A juíza federal Ona Wang, que supervisiona as questões pré-julgamento em um processo histórico sobre direitos autorais movido por autores e veículos de comunicação, incluindo o New York Times contra a OpenAI e seu maior financiador, a Microsoft , revelou em um documento judicial em Manhattan na sexta-feira que possuía ações da Microsoft, mas não se declararia impedida de participar do caso.
Wang afirmou no processo que, embora as normas judiciais normalmente exigissem seu afastamento, ela havia vendido a sua participação na empresa e que isso não havia afetado nenhuma de suas decisões.
A juíza também afirmou que continuar supervisionando o caso seria de interesse público para "evitar que o assunto fosse reatribuído a outromagistrado".
Representantes da Microsoft, da OpenAI e do The New York Times não responderam imediatamente aos pedidos de comentários sobre o processo nesta segunda-feira.

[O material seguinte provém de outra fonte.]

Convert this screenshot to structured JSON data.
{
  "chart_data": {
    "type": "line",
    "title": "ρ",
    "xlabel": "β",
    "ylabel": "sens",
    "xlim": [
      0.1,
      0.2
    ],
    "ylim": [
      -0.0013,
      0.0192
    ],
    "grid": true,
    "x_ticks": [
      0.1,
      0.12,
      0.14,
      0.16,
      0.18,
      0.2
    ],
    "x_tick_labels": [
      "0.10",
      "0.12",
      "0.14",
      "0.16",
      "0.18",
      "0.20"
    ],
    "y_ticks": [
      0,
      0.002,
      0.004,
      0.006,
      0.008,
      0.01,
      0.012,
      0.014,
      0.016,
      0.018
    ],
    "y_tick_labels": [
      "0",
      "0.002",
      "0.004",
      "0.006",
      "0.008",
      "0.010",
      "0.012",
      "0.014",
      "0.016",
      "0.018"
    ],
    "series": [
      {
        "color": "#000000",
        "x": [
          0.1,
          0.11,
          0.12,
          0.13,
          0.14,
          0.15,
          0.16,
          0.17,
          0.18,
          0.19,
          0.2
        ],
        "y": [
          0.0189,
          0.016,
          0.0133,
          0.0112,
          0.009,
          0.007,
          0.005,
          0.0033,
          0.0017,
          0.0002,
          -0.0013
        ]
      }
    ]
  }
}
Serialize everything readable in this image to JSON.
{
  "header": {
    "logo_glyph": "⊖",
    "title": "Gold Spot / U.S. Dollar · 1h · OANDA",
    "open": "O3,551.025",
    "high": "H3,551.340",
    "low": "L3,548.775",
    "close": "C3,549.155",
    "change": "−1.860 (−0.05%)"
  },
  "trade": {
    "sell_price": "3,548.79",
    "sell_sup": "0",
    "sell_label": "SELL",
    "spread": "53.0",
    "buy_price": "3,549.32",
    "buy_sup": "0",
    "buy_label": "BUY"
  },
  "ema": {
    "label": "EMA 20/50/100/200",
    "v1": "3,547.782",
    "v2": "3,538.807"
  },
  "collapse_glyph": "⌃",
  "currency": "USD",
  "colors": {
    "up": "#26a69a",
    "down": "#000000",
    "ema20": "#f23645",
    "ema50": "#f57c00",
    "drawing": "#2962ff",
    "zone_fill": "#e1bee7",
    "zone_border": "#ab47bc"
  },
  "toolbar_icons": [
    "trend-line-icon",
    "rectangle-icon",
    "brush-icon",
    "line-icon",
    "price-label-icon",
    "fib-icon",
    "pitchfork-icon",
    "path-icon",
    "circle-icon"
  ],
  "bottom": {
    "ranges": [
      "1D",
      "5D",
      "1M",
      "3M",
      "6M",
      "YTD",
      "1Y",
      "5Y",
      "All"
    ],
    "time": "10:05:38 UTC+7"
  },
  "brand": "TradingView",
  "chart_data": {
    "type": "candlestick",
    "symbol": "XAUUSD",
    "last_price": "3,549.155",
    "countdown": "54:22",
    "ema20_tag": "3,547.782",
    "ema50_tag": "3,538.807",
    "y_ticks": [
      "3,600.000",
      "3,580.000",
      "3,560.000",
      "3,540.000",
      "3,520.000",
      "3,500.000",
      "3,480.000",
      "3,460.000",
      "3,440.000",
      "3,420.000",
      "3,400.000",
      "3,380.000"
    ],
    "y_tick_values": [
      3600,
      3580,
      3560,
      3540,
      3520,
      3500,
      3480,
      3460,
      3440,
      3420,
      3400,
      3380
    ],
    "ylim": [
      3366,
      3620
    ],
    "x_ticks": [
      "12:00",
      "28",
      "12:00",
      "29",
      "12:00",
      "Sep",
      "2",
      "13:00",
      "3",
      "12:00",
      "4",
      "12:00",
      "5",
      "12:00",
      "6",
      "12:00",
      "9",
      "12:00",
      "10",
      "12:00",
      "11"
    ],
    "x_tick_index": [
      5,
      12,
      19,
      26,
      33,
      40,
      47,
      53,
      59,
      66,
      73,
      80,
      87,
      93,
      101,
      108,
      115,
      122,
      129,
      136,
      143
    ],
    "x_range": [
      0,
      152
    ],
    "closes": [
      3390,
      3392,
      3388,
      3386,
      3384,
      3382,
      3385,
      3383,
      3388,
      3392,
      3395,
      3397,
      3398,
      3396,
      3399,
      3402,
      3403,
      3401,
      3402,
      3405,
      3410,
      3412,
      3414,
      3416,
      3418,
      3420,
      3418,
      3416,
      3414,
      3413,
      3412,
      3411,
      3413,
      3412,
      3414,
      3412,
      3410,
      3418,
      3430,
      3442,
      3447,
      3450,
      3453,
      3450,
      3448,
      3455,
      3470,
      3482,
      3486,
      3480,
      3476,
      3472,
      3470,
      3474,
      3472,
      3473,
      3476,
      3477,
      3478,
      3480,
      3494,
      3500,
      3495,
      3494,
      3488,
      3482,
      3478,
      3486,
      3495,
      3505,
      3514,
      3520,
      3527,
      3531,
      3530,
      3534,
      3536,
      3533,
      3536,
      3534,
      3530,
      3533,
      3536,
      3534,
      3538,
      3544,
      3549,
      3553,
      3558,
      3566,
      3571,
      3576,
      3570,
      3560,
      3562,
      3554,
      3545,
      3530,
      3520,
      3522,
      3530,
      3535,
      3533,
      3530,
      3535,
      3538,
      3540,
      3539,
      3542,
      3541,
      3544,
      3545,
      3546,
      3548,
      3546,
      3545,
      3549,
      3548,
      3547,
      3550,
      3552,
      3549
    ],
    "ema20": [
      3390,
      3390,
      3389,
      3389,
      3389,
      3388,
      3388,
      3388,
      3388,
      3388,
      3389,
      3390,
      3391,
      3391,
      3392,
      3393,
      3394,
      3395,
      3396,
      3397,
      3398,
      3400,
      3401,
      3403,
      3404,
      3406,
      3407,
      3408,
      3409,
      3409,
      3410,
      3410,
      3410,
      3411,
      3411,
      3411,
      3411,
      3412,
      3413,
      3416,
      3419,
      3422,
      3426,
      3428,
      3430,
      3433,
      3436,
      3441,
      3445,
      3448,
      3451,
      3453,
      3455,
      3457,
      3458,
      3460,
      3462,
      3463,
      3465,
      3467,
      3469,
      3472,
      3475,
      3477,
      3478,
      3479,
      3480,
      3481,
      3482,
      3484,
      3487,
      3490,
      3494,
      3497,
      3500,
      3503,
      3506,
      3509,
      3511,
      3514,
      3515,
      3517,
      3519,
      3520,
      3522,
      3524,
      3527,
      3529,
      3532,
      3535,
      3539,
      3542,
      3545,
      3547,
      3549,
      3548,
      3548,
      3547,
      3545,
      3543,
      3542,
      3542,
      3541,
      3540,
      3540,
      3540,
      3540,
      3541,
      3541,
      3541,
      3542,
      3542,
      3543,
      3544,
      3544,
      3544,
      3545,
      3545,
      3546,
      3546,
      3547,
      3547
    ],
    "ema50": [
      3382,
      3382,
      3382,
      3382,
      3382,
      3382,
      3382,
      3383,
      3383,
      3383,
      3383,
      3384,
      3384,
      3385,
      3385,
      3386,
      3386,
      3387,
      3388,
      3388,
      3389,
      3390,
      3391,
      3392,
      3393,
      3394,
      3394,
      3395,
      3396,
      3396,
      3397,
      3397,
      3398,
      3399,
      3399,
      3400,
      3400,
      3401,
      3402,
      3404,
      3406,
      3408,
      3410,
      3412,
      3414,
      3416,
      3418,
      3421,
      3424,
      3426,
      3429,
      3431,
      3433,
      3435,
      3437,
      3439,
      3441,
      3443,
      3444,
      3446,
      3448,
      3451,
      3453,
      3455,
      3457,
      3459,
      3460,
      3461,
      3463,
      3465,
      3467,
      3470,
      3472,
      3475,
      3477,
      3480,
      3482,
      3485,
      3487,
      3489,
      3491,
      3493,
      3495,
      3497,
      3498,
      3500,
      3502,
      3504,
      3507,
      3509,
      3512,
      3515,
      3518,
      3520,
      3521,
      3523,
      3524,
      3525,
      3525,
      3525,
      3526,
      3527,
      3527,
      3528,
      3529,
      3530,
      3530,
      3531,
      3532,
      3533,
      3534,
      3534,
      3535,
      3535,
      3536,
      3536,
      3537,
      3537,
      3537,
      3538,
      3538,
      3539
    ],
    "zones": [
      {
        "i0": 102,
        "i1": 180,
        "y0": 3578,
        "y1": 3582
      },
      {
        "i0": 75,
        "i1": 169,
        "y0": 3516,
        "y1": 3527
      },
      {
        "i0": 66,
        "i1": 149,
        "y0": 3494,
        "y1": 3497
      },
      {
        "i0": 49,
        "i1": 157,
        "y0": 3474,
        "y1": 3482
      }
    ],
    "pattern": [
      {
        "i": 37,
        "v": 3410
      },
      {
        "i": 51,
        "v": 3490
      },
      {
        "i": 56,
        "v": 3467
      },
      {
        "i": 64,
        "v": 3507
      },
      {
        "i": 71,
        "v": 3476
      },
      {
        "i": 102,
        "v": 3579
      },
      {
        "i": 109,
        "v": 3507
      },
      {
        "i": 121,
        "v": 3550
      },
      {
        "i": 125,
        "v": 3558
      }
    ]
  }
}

Um porta-voz do tribunal de Wang, o Tribunal Distrital dos EUA para o Distrito Sul de Nova York, e um advogado dos autores recusaram-se a comentar.
O processo movido pelo The Times, inicialmente apresentado em 2023, acusa a OpenAI e a Microsoft de usar milhões de artigos de jornais sem permissão para treinar o ChatGPT.
Os autores, entre os quais John Grisham, Jonathan Franzen e George RR Martin, processaram separadamente as empresas no mesmo ano por utilizarem seus livros para treinar o popular chatbot da OpenAI.
Esses casos e ações judiciais relacionadas contra a OpenAI foram consolidados em Nova York no ano passado.
Dezenas de outras queixas também foram apresentadas por detentores de direitos autorais contra empresas de tecnologia pelo que consideram o roubo de seu material para treinar sistemas de IA.